Breast cancer is a heterogeneous disease, and stratification of patients is fundamental to the success of treatment modalities. Breast tumors deficient in BRCA1 are mostly associated with basal-like breast cancers and targeted therapeutics for this disease subtype are still lacking. In order to address whether macroautophagy/autophagy inhibition will be effective in BRCA1-deficient mammary tumors, we generated mice with conditional deletion of an essential autophagy gene, Rb1cc1, along with Brca1 and Trp53, through utilization of the K14-Cre transgene. We found that Rb1cc1 deletion suppressed tumorigenesis in the BRCA1-deficient model when compared to wild type and heterozygous Rb1cc1 controls. However, in contrast to previous studies in the mouse mammary tumor virus (MMTV)-polyoma middle T antigen (PyMT) model, tumor growth and the distribution of histological subtypes were not affected by loss of RB1CC1. Interestingly, loss of RB1CC1 decreased mitochondrial mass and oxidative respiratory capacity of these tumor cells, along with a decrease in the phosphorylation of MTOR substrates and transcript levels of genes involved in mitochondrial biogenesis. Importantly, we observed an increased sensitivity to mitochondrial disrupting agents upon loss of RB1CC1. Consequently, our data showed that combination of an autophagy inhibitor, spautin-1, along with a mitochondrial complex I inhibitor, metformin, was more effective in limiting oxidative respiratory capacity, colony-forming ability and tumor growth. Altogether, our results indicate that inhibition of autophagy can increase the benefits of metformin treatment in BRCA1-deficient breast cancers.

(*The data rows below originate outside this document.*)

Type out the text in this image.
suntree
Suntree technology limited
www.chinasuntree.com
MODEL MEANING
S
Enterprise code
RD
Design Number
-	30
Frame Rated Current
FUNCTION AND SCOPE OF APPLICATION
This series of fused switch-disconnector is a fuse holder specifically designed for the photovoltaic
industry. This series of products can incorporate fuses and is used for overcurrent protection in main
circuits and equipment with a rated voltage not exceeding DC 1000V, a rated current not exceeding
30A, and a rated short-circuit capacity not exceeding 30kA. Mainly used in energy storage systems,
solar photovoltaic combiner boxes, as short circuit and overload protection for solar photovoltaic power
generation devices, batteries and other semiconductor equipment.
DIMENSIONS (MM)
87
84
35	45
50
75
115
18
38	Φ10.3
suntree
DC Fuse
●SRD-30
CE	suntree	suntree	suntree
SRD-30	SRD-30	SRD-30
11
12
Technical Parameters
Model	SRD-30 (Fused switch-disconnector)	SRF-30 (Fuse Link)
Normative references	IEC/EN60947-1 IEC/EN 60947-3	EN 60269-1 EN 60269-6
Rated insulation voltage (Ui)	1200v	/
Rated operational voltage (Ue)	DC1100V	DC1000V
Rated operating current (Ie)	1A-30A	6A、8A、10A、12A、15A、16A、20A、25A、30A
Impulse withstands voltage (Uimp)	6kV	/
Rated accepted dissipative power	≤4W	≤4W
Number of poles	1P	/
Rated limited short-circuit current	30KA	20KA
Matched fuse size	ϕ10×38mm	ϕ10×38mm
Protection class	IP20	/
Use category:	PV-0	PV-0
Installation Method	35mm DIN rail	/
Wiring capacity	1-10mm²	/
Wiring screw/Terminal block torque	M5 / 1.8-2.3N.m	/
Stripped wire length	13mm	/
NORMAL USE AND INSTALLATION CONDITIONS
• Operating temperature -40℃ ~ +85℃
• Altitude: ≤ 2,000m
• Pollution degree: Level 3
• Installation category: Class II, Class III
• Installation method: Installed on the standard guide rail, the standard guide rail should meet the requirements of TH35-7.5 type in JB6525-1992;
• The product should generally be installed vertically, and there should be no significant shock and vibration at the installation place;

乳腺癌是一种异质性疾病，对患者进行分层是各类治疗方案取得成功的核心前提。乳腺癌易感基因1（BRCA1）缺陷型乳腺肿瘤多与基底样乳腺癌相关，目前仍缺乏针对该疾病亚型的靶向治疗手段。为探究巨自噬（macroautophagy，即自噬）抑制是否对BRCA1缺陷型乳腺肿瘤有效，我们借助K14-Cre转基因（K14-Cre transgene）构建了同时条件性敲除核心自噬基因Rb1cc1、Brca1与Trp53的小鼠模型。研究发现，与野生型及杂合子Rb1cc1对照组相比，Rb1cc1敲除可抑制BRCA1缺陷模型中的肿瘤发生。然而，与此前针对小鼠乳腺肿瘤病毒（mouse mammary tumor virus, MMTV）-多瘤病毒中间T抗原（polyoma middle T antigen, PyMT）模型的研究不同，RB1CC1缺失并不会影响肿瘤生长及组织学亚型的分布。有趣的是，RB1CC1缺失会降低该类肿瘤细胞的线粒体质量与氧化呼吸能力，同时伴随雷帕霉素靶蛋白（MTOR）底物磷酸化水平下调，以及参与线粒体生物发生的基因转录水平降低。尤为重要的是，我们发现RB1CC1缺失会使肿瘤细胞对线粒体干扰剂的敏感性升高。据此，我们的研究数据显示，将自噬抑制剂spautin-1与线粒体复合物I抑制剂二甲双胍（metformin）联合使用，可更有效地抑制氧化呼吸能力、集落形成能力与肿瘤生长。综上，本研究结果表明，抑制自噬可增强二甲双胍治疗BRCA1缺陷型乳腺癌的临床获益。